Background: the burden of falls and fall-related injuries among older adults is well established. Contention surrounds the effectiveness, and hence value, of multi-component fall prevention interventions delivered in the community.

Objective: using consensus-based analytic guidelines rather than time-to-first fall as the primary endpoint, the objective was to examine the effectiveness of the Whitehorse NoFalls trial on all falls, falls resulting in injury and falls requiring medical care to be sought.

Design, Setting And Participants: the study was a community-based randomised controlled trial, with 1,090 participants assigned to one of eight groups, these being a combination of one or more of exercise, vision and or home hazard reduction or alternatively assignment to the control group.
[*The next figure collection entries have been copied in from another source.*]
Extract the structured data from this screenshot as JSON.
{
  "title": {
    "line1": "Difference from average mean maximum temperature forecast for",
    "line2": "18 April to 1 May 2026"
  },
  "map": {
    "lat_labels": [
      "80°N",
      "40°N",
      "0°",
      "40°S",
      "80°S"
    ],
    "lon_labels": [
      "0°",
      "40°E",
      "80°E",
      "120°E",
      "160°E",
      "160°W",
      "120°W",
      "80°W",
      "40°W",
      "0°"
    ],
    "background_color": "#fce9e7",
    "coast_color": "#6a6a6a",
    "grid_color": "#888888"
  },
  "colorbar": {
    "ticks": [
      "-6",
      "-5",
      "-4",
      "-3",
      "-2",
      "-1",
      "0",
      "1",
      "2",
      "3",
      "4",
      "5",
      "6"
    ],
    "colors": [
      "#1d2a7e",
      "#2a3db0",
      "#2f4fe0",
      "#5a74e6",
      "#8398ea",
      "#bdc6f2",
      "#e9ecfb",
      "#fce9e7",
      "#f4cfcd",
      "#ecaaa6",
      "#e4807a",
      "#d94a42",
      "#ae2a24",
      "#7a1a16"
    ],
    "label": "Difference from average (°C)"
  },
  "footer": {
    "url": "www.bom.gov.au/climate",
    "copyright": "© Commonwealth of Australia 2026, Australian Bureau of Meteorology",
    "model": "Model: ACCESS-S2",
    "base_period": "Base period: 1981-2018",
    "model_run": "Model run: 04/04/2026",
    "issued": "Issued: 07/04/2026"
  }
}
Methods: using negative binomial regression, the incidence of all falls, falls resulting in injury and those requiring medical care in the intervention groups were examined. Falls were reported using a monthly return calendar.

Results: exercise alone and in combination with vision and/or home hazard reduction was associated with fewer falls. For falls resulting in injury and the subset requiring medical care, the vision plus exercise intervention was associated with fewer falls.

Conclusions: the findings confirm the effectiveness of exercise in preventing falls among community-dwelling older adults and supports contention that multi-component interventions do not prevent more falls than a single intervention. The results highlight the effectiveness of vision plus exercise in preventing more serious falls, a finding which warrants further consideration.